El personaje musculoso de 55 años de edad fue jefe de seguridad de Hugo Chávez, antes, estudió el arte de la inteligencia en Cuba. En octubre pasado llegó a ocupar la cabeza de la policía política, el temido Sebin.

Sin embargo, el 30 de abril, cuando Juan Guaidó intentó sacar a Maduro del Palacio de Miraflores, Figuera emergió como un conspirador. Se fue a Colombia.

El pasado lunes llegó a Estados Unidos armado de acusaciones contra Maduro: negocios ilícitos de oro, células de Hezbolá o la injerencia cubana, entre muchos otros sucesos.

“Estoy orgulloso de lo que hice”, reveló la semana pasada desde una habitación de un hotel en Bogotá.

“Tengo una gran deuda con las personas que todavía están en la cárcel”, comenta. Algunos de ellos “murieron y ni siquiera pudieron ver a sus familiares, esto me rompe”. Figuera contiene las lágrimas.

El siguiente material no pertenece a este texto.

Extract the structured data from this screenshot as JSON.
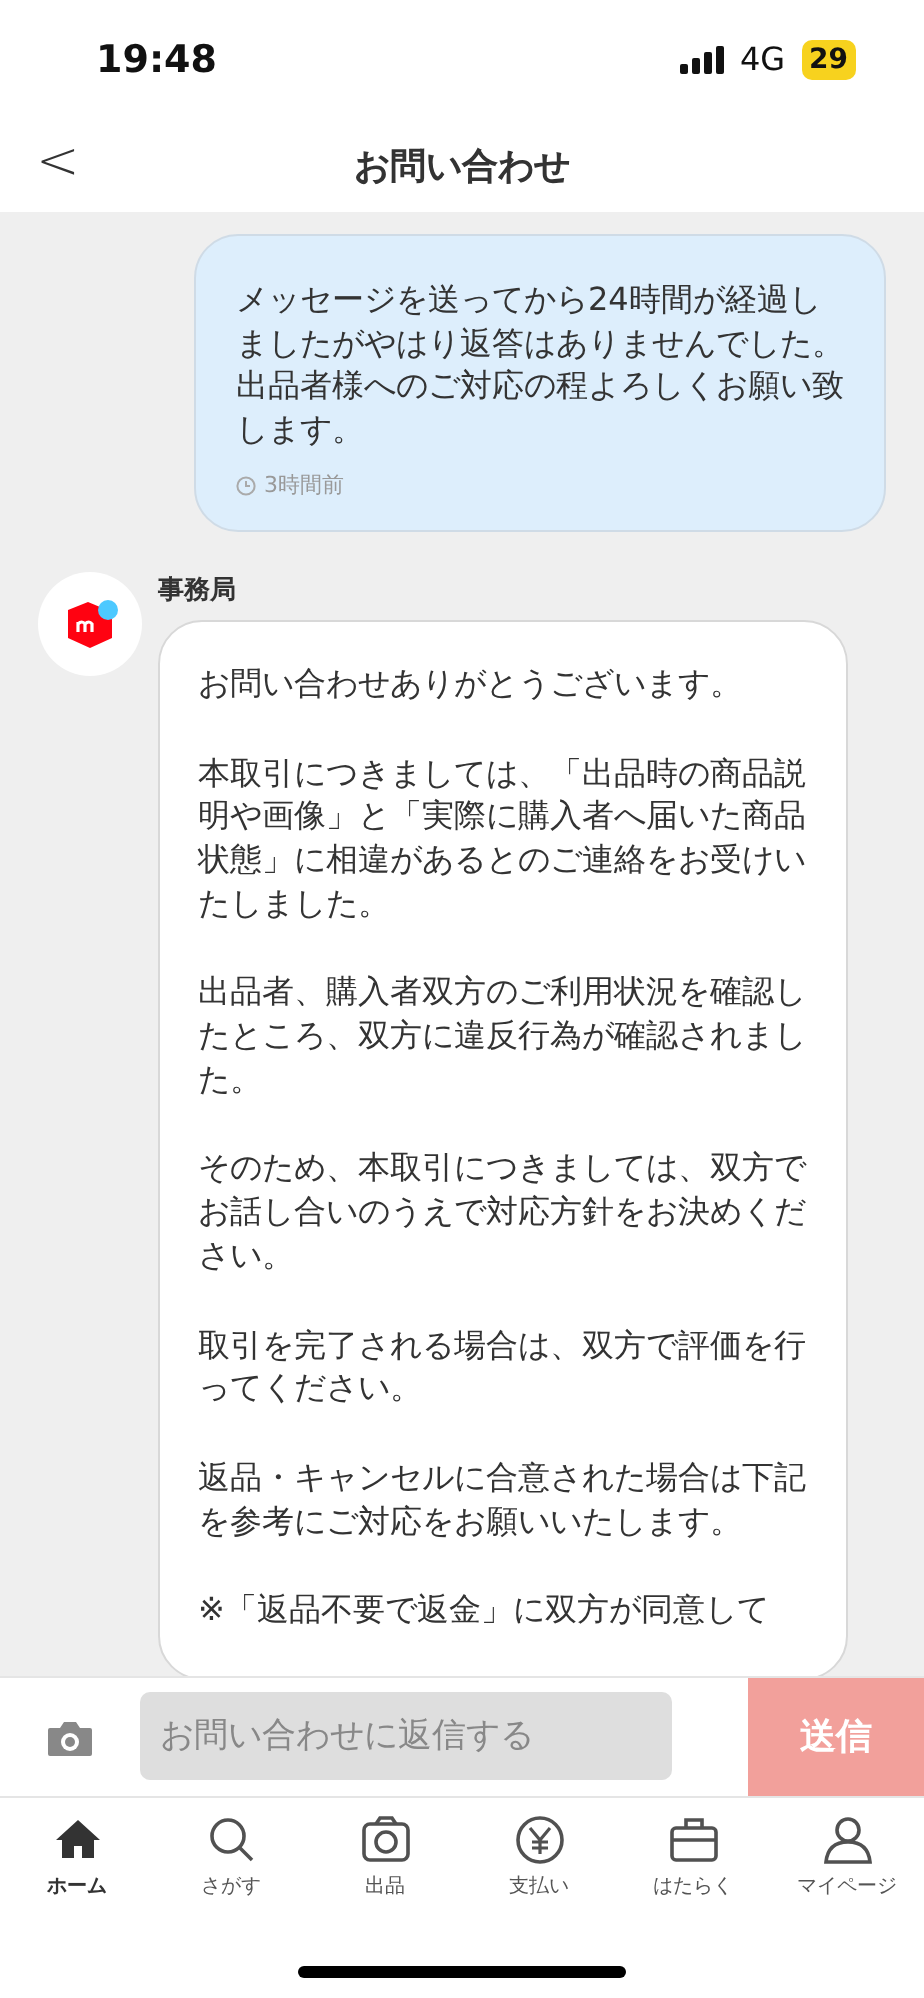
{
  "status_bar": {
    "time": "19:48",
    "network": "4G",
    "battery": "29"
  },
  "header": {
    "back": "<",
    "title": "お問い合わせ"
  },
  "messages": [
    {
      "kind": "outgoing",
      "paragraphs": [
        "メッセージを送ってから24時間が経過しましたがやはり返答はありませんでした。出品者様へのご対応の程よろしくお願い致します。"
      ],
      "time": "3時間前"
    },
    {
      "kind": "incoming",
      "sender": "事務局",
      "paragraphs": [
        "お問い合わせありがとうございます。",
        "本取引につきましては、「出品時の商品説明や画像」と「実際に購入者へ届いた商品状態」に相違があるとのご連絡をお受けいたしました。",
        "出品者、購入者双方のご利用状況を確認したところ、双方に違反行為が確認されました。",
        "そのため、本取引につきましては、双方でお話し合いのうえで対応方針をお決めください。",
        "取引を完了される場合は、双方で評価を行ってください。",
        "返品・キャンセルに合意された場合は下記を参考にご対応をお願いいたします。",
        "※「返品不要で返金」に双方が同意して"
      ]
    }
  ],
  "composer": {
    "placeholder": "お問い合わせに返信する",
    "send": "送信"
  },
  "tabs": [
    {
      "label": "ホーム",
      "selected": true
    },
    {
      "label": "さがす",
      "selected": false
    },
    {
      "label": "出品",
      "selected": false
    },
    {
      "label": "支払い",
      "selected": false
    },
    {
      "label": "はたらく",
      "selected": false
    },
    {
      "label": "マイページ",
      "selected": false
    }
  ]
}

En febrero, un grupo de empresarios venezolanos, incluido el magnate de medios Raúl Gorrín, se acercó al gobierno estadounidense con un plan: convencer a un círculo cercano de Maduro para que lo traicionaran. Uno de ellos era Maikel Moreno el presidente de la Suprema Corte del país.

Moreno pidió 100 millones de dólares para arrinconar a Maduro a través de la Constitución y quedarse con su puesto.

“Nunca vi la situación del país y la corrupción del gobierno tan cerca como los últimos seis meses”, comenta. “Rápidamente me di cuenta que Maduro es el jefe de una empresa criminal, con su familia involucrada”.